In Trivandrum what is left is the simple taking over of the ‘Mother and Child’ sculpture by a religion or a joint committee of religions provided the still intact social fabric of Kerala. Once a committee comes around to put an end to this practice, there would be another committee forming to protect the practice of lighting lamps before the sculpture. The secular intention of the sculpture would transgress to the level of making it a rallying point of differences between the rationality and religious bigotry in the social space of Kerala. Once a defence committee is formed to protect the practice, there would be a fight for dominance within the committee, of castes, tribes, families and so on. The neutrals like the doctors and artists could also be drawn into the friction sooner or later. Hence, here is something that should be done by the Government of Kerala in order to avoid a huge future crisis and a religious fight that would disrupt Kerala’s secular life. The Government of Kerala should put an end to this practice and tell the people that it is a secular sculpture and no worship is allowed there. Though the practice of people lighting lamps before a secular sculpture could be seen as an innocent act of faith, the danger that it engenders could create another Babri Masjid or Ram Temple issue.

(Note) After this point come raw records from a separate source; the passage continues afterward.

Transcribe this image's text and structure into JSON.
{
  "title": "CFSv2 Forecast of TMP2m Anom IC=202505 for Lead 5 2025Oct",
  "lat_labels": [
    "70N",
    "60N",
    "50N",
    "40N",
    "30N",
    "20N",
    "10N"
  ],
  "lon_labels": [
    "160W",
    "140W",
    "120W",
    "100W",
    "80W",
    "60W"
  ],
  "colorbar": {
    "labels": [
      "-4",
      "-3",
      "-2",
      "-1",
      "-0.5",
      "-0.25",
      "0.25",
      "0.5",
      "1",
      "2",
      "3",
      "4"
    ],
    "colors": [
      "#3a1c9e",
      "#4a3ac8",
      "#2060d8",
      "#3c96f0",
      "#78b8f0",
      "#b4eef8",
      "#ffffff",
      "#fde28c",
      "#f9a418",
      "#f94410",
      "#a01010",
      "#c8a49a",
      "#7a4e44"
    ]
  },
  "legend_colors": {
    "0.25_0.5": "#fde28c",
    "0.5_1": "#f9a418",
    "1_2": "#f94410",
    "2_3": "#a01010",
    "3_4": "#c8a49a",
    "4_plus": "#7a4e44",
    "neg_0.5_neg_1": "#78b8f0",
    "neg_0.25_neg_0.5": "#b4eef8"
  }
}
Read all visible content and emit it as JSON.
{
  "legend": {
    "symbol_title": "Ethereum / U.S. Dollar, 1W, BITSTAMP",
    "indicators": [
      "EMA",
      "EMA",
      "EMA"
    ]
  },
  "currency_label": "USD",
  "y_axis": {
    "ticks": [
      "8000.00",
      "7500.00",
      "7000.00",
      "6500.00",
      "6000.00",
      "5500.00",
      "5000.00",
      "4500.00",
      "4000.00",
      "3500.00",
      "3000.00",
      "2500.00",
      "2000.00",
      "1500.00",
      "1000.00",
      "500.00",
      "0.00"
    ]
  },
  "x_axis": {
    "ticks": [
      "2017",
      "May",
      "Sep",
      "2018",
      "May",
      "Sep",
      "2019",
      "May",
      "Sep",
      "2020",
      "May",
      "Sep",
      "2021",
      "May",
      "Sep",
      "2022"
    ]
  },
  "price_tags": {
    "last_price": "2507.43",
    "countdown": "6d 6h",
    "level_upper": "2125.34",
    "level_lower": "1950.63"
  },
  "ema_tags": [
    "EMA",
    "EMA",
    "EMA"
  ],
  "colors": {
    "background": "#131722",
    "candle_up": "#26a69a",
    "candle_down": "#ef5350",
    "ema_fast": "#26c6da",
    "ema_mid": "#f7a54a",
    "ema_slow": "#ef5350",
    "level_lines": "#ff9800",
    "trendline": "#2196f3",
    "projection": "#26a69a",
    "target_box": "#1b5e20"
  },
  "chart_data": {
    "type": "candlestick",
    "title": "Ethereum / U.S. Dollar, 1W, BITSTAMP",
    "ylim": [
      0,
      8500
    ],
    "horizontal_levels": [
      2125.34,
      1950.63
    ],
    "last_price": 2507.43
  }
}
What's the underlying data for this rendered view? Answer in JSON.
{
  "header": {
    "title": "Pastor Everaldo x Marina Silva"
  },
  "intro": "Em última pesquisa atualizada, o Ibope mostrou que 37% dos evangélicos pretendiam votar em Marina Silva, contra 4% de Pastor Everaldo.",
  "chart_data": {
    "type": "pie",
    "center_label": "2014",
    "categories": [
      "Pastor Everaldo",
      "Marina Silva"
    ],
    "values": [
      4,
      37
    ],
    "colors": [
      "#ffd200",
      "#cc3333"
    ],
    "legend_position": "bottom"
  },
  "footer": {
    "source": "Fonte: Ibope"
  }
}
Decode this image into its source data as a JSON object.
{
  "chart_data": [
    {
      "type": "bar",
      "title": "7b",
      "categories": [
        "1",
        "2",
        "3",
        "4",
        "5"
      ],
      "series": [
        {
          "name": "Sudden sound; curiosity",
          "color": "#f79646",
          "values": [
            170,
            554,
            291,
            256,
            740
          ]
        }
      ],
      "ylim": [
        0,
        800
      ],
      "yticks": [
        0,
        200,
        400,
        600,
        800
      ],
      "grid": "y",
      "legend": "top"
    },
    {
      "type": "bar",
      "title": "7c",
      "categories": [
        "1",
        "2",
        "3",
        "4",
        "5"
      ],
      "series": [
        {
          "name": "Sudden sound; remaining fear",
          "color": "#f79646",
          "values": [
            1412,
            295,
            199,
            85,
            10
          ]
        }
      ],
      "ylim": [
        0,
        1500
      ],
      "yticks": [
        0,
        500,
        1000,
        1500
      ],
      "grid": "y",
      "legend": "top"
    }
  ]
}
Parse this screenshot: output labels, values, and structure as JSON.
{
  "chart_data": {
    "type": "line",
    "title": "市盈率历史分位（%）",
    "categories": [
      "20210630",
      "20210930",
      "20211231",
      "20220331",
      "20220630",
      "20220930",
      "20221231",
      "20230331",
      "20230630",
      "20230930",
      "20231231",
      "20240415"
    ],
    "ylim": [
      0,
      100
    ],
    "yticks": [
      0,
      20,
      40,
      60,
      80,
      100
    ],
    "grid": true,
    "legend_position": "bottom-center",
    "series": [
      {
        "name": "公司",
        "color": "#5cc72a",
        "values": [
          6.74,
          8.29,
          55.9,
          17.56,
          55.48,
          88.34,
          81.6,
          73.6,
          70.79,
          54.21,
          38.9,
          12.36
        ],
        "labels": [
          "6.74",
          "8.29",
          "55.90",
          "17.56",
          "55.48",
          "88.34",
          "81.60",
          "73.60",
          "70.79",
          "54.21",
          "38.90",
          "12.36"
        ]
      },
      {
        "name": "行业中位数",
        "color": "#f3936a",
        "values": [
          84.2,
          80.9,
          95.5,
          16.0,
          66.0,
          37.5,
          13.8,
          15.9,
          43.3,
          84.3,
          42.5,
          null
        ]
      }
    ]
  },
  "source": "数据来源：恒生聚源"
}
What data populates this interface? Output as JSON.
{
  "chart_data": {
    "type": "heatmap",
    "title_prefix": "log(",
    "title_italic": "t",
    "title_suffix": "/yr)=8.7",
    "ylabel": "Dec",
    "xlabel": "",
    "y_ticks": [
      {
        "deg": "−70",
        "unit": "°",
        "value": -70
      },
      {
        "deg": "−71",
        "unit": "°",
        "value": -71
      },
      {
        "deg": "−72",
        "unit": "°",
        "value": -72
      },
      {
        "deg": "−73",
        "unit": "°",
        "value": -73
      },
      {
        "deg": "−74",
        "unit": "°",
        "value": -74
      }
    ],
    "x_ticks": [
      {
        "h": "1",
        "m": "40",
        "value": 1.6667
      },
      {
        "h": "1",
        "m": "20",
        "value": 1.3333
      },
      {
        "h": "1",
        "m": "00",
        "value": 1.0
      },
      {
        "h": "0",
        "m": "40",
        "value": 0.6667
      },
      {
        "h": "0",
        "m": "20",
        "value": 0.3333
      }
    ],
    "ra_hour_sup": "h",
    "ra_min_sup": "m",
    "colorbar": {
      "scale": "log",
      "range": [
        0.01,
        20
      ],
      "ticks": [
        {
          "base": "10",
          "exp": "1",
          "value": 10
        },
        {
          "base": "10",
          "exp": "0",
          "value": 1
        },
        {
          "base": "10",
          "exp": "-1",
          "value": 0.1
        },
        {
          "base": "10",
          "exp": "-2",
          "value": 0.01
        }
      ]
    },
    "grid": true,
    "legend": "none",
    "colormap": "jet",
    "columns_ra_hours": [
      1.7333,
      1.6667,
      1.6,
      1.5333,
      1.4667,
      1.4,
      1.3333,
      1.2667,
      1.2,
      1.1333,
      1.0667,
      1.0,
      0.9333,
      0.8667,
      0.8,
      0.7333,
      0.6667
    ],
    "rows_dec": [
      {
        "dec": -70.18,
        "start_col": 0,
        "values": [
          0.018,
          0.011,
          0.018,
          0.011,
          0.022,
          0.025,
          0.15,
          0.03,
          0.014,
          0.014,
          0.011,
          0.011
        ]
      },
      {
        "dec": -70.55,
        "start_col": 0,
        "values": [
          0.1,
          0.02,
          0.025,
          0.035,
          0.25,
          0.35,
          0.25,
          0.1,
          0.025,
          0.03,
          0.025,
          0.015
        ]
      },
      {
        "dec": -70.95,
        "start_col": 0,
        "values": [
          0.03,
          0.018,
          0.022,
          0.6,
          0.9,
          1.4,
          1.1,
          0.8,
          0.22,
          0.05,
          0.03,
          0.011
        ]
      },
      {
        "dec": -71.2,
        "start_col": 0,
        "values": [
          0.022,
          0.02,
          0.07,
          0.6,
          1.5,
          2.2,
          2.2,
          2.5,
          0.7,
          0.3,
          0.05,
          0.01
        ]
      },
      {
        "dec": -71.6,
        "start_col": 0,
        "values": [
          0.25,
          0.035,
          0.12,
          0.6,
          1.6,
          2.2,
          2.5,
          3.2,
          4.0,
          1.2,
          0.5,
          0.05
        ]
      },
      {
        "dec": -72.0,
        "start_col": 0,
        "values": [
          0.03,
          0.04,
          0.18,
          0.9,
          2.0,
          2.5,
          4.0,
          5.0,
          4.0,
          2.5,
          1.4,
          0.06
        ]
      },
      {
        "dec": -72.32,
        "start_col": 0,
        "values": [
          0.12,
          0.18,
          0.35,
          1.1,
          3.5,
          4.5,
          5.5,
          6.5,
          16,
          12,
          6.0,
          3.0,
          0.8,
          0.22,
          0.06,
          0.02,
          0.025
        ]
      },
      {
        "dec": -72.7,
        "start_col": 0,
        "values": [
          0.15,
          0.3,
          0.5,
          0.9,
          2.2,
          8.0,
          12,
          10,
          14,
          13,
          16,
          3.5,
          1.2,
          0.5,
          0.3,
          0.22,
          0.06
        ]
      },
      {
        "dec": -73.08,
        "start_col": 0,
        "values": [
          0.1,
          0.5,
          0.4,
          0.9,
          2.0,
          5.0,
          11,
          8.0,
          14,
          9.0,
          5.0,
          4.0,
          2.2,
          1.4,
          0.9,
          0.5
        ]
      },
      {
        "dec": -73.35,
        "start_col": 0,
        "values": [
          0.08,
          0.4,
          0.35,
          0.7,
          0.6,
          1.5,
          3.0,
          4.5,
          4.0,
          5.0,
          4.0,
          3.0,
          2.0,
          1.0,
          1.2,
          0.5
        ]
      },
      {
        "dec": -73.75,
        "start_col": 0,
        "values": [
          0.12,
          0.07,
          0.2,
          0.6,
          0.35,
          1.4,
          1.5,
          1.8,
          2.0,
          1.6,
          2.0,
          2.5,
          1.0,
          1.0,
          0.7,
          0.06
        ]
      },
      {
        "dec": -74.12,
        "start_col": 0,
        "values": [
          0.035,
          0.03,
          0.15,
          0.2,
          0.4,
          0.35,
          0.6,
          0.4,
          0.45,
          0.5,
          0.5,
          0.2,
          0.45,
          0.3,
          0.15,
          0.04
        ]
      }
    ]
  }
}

A simple act of faith could scale up into a gigantic religious war resulting into genocides and pogroms. When a dam is built thousands of temples go under water leaving no trace of it. None complains, for the act shows the political will of the respective governments. So is the case of city development including the establishment of rapid transport systems. So the political will could change the situation in Trivandrum; only the political will could change and reclaim the sculpture as a secular one.